Iraq to Triple Oil Exports in 10 Years: Minister
Iraq aims to triple oil exports to six million barrels a day in 10 years, earmarking two billion dollars to start increasing capacity, Finance Minister Baqer Jabr Solagh told AFP."We are allocating about two billion dollars (1.6 billion euros) to the oil ministry in the 2009 budget in order to start increasing capacity in this sector," Solagh said in an interview on Wednesday.
"From my view, we need to increase our exports at least to what they were in the 1980s, when we exported 3.4 million barrels a day," he said.
"The ministry of oil has a plan, and the minister came to the cabinet and... said they will increase (exports) to six million barrels per day in 10 years."
Current production stands at some 2.4 million bpd, of which two million are exported.
Solagh pointed out that the oil industry's infrastructure and technology are woefully inadequate, however, and that the aid of foreign companies will be necessary if it is to achieve its goals.
"My view is that we have to deal with international companies, Europeans and Americans, and the others, because our technology... is still old, maybe dating back to the 1970s, as well as the equipment," he said.

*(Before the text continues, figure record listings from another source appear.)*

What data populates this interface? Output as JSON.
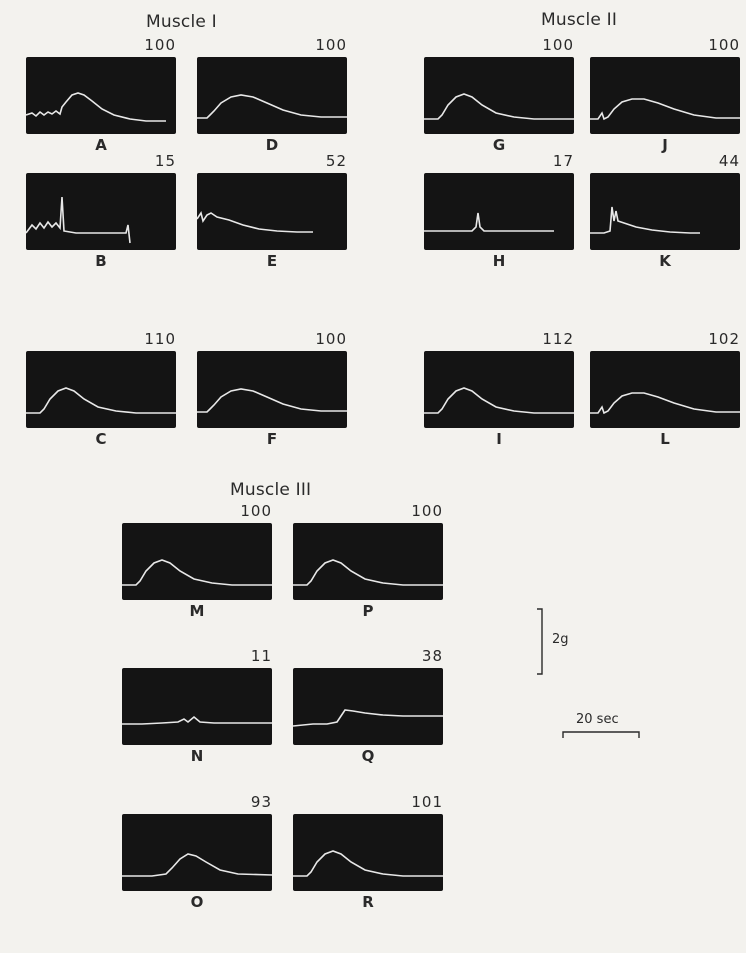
{
  "groups": [
    {
      "title": "Muscle I",
      "panels": [
        {
          "label": "A",
          "value": "100",
          "trace": "noisy-twitch"
        },
        {
          "label": "D",
          "value": "100",
          "trace": "broad-twitch"
        },
        {
          "label": "B",
          "value": "15",
          "trace": "noisy-spike"
        },
        {
          "label": "E",
          "value": "52",
          "trace": "decay"
        },
        {
          "label": "C",
          "value": "110",
          "trace": "twitch"
        },
        {
          "label": "F",
          "value": "100",
          "trace": "broad-twitch"
        }
      ]
    },
    {
      "title": "Muscle II",
      "panels": [
        {
          "label": "G",
          "value": "100",
          "trace": "twitch"
        },
        {
          "label": "J",
          "value": "100",
          "trace": "late-broad"
        },
        {
          "label": "H",
          "value": "17",
          "trace": "spike"
        },
        {
          "label": "K",
          "value": "44",
          "trace": "spike-decay"
        },
        {
          "label": "I",
          "value": "112",
          "trace": "twitch"
        },
        {
          "label": "L",
          "value": "102",
          "trace": "late-broad"
        }
      ]
    },
    {
      "title": "Muscle III",
      "panels": [
        {
          "label": "M",
          "value": "100",
          "trace": "twitch"
        },
        {
          "label": "P",
          "value": "100",
          "trace": "twitch"
        },
        {
          "label": "N",
          "value": "11",
          "trace": "flat-bump"
        },
        {
          "label": "Q",
          "value": "38",
          "trace": "step"
        },
        {
          "label": "O",
          "value": "93",
          "trace": "late-twitch"
        },
        {
          "label": "R",
          "value": "101",
          "trace": "twitch"
        }
      ]
    }
  ],
  "scale": {
    "force_label": "2g",
    "time_label": "20 sec"
  }
}
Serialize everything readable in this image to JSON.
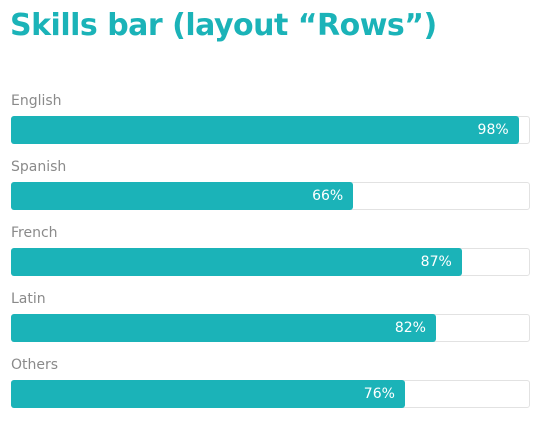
{
  "page": {
    "title": "Skills bar (layout “Rows”)"
  },
  "colors": {
    "accent": "#1bb3b8",
    "label": "#8a8a8a",
    "track_border": "#e2e2e2"
  },
  "skills": [
    {
      "label": "English",
      "value": 98,
      "percent_text": "98%"
    },
    {
      "label": "Spanish",
      "value": 66,
      "percent_text": "66%"
    },
    {
      "label": "French",
      "value": 87,
      "percent_text": "87%"
    },
    {
      "label": "Latin",
      "value": 82,
      "percent_text": "82%"
    },
    {
      "label": "Others",
      "value": 76,
      "percent_text": "76%"
    }
  ]
}
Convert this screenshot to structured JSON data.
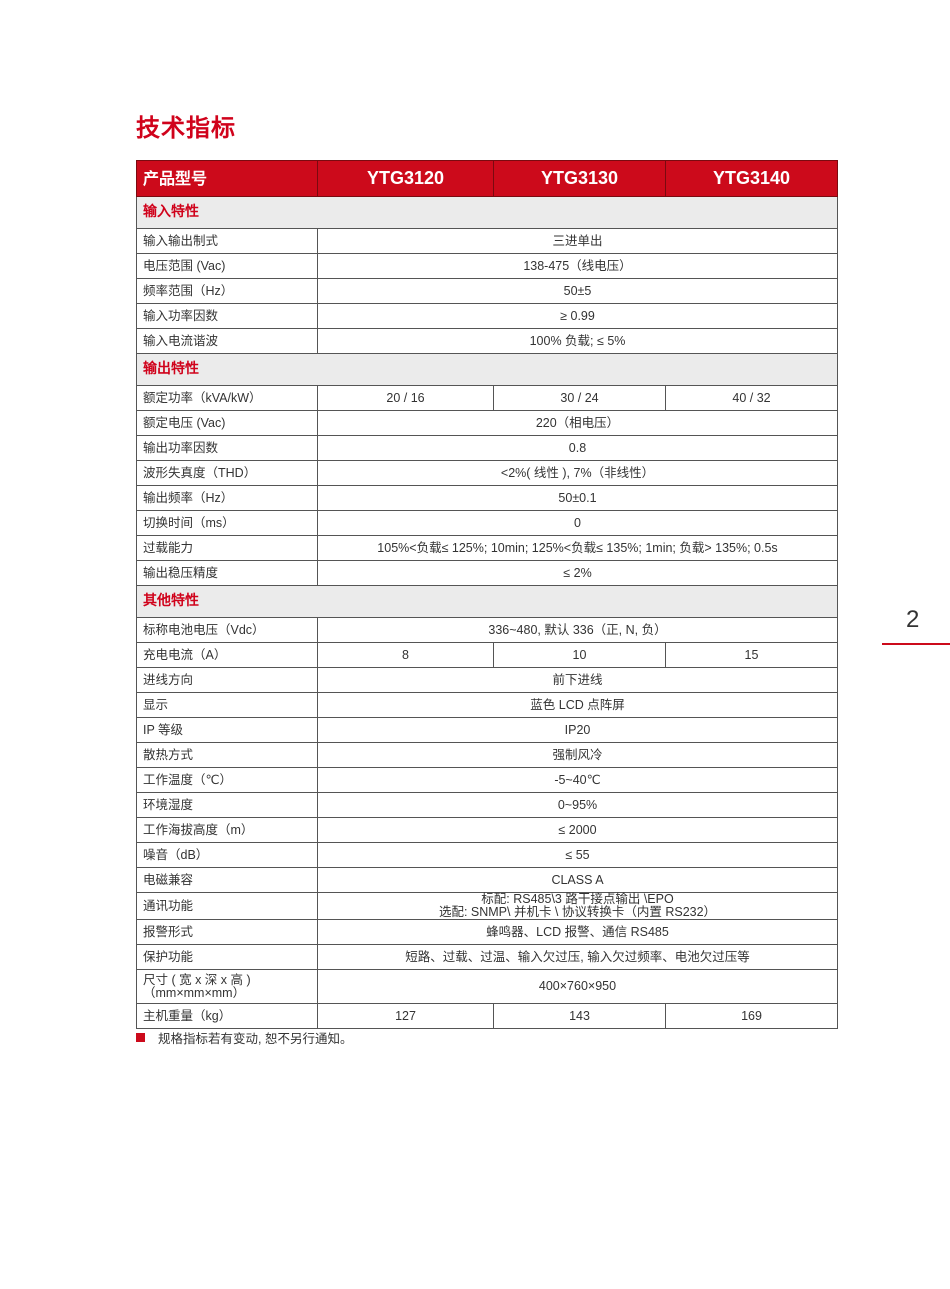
{
  "title": "技术指标",
  "page_number": "2",
  "accent_color": "#cc0a1b",
  "header": {
    "label": "产品型号",
    "models": [
      "YTG3120",
      "YTG3130",
      "YTG3140"
    ]
  },
  "sections": [
    {
      "name": "输入特性",
      "rows": [
        {
          "label": "输入输出制式",
          "values": [
            "三进单出"
          ]
        },
        {
          "label": "电压范围 (Vac)",
          "values": [
            "138-475（线电压）"
          ]
        },
        {
          "label": "频率范围（Hz）",
          "values": [
            "50±5"
          ]
        },
        {
          "label": "输入功率因数",
          "values": [
            "≥ 0.99"
          ]
        },
        {
          "label": "输入电流谐波",
          "values": [
            "100% 负载; ≤ 5%"
          ]
        }
      ]
    },
    {
      "name": "输出特性",
      "rows": [
        {
          "label": "额定功率（kVA/kW）",
          "values": [
            "20 / 16",
            "30 / 24",
            "40 / 32"
          ]
        },
        {
          "label": "额定电压 (Vac)",
          "values": [
            "220（相电压）"
          ]
        },
        {
          "label": "输出功率因数",
          "values": [
            "0.8"
          ]
        },
        {
          "label": "波形失真度（THD）",
          "values": [
            "<2%( 线性 ), 7%（非线性）"
          ]
        },
        {
          "label": "输出频率（Hz）",
          "values": [
            "50±0.1"
          ]
        },
        {
          "label": "切换时间（ms）",
          "values": [
            "0"
          ]
        },
        {
          "label": "过载能力",
          "values": [
            "105%<负载≤ 125%; 10min; 125%<负载≤ 135%; 1min; 负载> 135%; 0.5s"
          ]
        },
        {
          "label": "输出稳压精度",
          "values": [
            "≤ 2%"
          ]
        }
      ]
    },
    {
      "name": "其他特性",
      "rows": [
        {
          "label": "标称电池电压（Vdc）",
          "values": [
            "336~480, 默认 336（正, N, 负）"
          ]
        },
        {
          "label": "充电电流（A）",
          "values": [
            "8",
            "10",
            "15"
          ]
        },
        {
          "label": "进线方向",
          "values": [
            "前下进线"
          ]
        },
        {
          "label": "显示",
          "values": [
            "蓝色 LCD 点阵屏"
          ]
        },
        {
          "label": "IP 等级",
          "values": [
            "IP20"
          ]
        },
        {
          "label": "散热方式",
          "values": [
            "强制风冷"
          ]
        },
        {
          "label": "工作温度（℃）",
          "values": [
            "-5~40℃"
          ]
        },
        {
          "label": "环境湿度",
          "values": [
            "0~95%"
          ]
        },
        {
          "label": "工作海拔高度（m）",
          "values": [
            "≤ 2000"
          ]
        },
        {
          "label": "噪音（dB）",
          "values": [
            "≤ 55"
          ]
        },
        {
          "label": "电磁兼容",
          "values": [
            "CLASS A"
          ]
        },
        {
          "label": "通讯功能",
          "values": [
            "标配: RS485\\3 路干接点输出 \\EPO\n选配: SNMP\\ 并机卡 \\ 协议转换卡（内置 RS232）"
          ]
        },
        {
          "label": "报警形式",
          "values": [
            "蜂鸣器、LCD 报警、通信 RS485"
          ]
        },
        {
          "label": "保护功能",
          "values": [
            "短路、过载、过温、输入欠过压, 输入欠过频率、电池欠过压等"
          ]
        },
        {
          "label": "尺寸 ( 宽 x 深 x 高 )\n（mm×mm×mm）",
          "values": [
            "400×760×950"
          ]
        },
        {
          "label": "主机重量（kg）",
          "values": [
            "127",
            "143",
            "169"
          ]
        }
      ]
    }
  ],
  "note": "规格指标若有变动, 恕不另行通知。"
}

"For that I think Iraq needs the help of the international oil companies to enter Iraq and do investment" either through revenue-sharing deals, or simple payment for service.
One such arrangement was concluded on Monday, when Iraq and China National Petroleum Corp (CNPC) signed a three-billion-dollar deal to develop the Al-Ahdab oil field in Wasit province for 23 years.
Production is expected to reach 25,000 bpd in the first three years and expand to 115,000 barrels per day in six years.
While output from the field will be exported, a portion of it will be used to fuel power generation stations nearby to alleviate electricity shortages, it added.
China won the rights to Al-Ahdab in a 1997 deal then valued at 700 million dollars, but activities were suspended because of United Nations sanctions and subsequent security issues following the US-led invasion in 2003.
Baghdad said earlier it had managed to change the previous joint venture contract into a mere service agreement, under which CNPC would charge a service fee of six dollars a barrel. The fee will decrease eventually to three dollars.
In September, Royal Dutch Shell signed a gas joint venture estimated to be worth four billion dollars, becoming the first Western major to enter Iraq through a deal with Baghdad after nearly four decades.
Former dictator Saddam Hussein threw out foreign oil companies after he nationalised the sector in 1972.
Since his execution in 2006, a number of foreign majors had signed contracts with the government of the Kurdish region in the north, but none with the central government.